Scalable and continuous processing of particulate systems for energy applications: Importance of formulation science in battery and fuel cell research

Fatih Özcan, University of Duisburg-Essen, Germany

The ever-increasing demand for green energy solutions accelerates research activities in the search for materials with enhanced properties both in battery and hydrogen technologies. However, along with the search for and developments of advanced materials an equally required focus needs to be put on the identification and establishing of scalable and robust manufacturing processes. Only by addressing all relevant aspects of electrode manufacturing for green energy applications and thus transferring lab-scale findings to industrial application in a fast way, the targeted reduction of fossil emissions and the transition into a sustainable and renewable energy utilization can be achieved.

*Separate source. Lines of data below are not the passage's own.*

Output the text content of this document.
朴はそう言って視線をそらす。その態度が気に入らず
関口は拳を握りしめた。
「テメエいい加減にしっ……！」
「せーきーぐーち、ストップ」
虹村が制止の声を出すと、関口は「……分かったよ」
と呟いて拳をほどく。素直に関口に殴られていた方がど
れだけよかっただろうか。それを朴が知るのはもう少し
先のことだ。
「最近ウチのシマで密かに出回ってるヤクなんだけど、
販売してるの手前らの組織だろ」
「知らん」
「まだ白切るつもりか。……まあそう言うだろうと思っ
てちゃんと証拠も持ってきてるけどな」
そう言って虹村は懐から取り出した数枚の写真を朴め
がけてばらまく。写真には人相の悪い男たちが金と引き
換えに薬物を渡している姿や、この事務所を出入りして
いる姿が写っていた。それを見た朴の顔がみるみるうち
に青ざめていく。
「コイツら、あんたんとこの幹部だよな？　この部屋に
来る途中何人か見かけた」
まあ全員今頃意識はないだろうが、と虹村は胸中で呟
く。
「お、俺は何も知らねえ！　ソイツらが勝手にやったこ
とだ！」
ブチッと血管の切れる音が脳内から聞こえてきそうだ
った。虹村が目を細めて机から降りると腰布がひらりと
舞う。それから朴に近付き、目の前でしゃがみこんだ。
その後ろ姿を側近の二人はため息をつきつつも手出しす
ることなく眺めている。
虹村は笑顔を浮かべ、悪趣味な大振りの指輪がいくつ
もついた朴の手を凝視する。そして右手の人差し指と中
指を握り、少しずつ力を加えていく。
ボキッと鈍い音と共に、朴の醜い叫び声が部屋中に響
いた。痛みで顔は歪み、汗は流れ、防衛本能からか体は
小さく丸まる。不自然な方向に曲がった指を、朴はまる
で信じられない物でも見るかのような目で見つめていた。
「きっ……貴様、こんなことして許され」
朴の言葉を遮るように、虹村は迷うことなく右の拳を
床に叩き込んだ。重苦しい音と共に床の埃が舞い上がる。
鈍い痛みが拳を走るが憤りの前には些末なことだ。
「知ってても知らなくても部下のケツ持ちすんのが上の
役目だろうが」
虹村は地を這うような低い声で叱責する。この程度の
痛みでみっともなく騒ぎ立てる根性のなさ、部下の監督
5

To this end, we present attempts to identify process-structure and structure-property relationships on all levels of particle processing towards functional electrodes in the field of battery and fuel cell technology. Especially, scalable and continuously operable technologies with a focus on formulation science are presented. Here, we report on how hierarchical structuring of Si/C composite nanoparticles towards micrometer scale agglomerates in the course of a spray-drying process can have beneficial impact on the performance of lithium-ion battery anodes. With detailed characterization on formulation level, we try to link slurry properties (e.g. agglomerate stability, rheology) with performance data.
For fuel cell applications, we try to establish a continuously operable wet impact mill for the modification and dispersion of Pt/C based catalysts for an improved utilization in fuel cells. We investigate process parameters and combine this with self-developed methods for ink characterization again with the aim to identify process-structure-property relationships. The presented approach shall act as a blueprint for energy related materials that are expected to emerge in the future.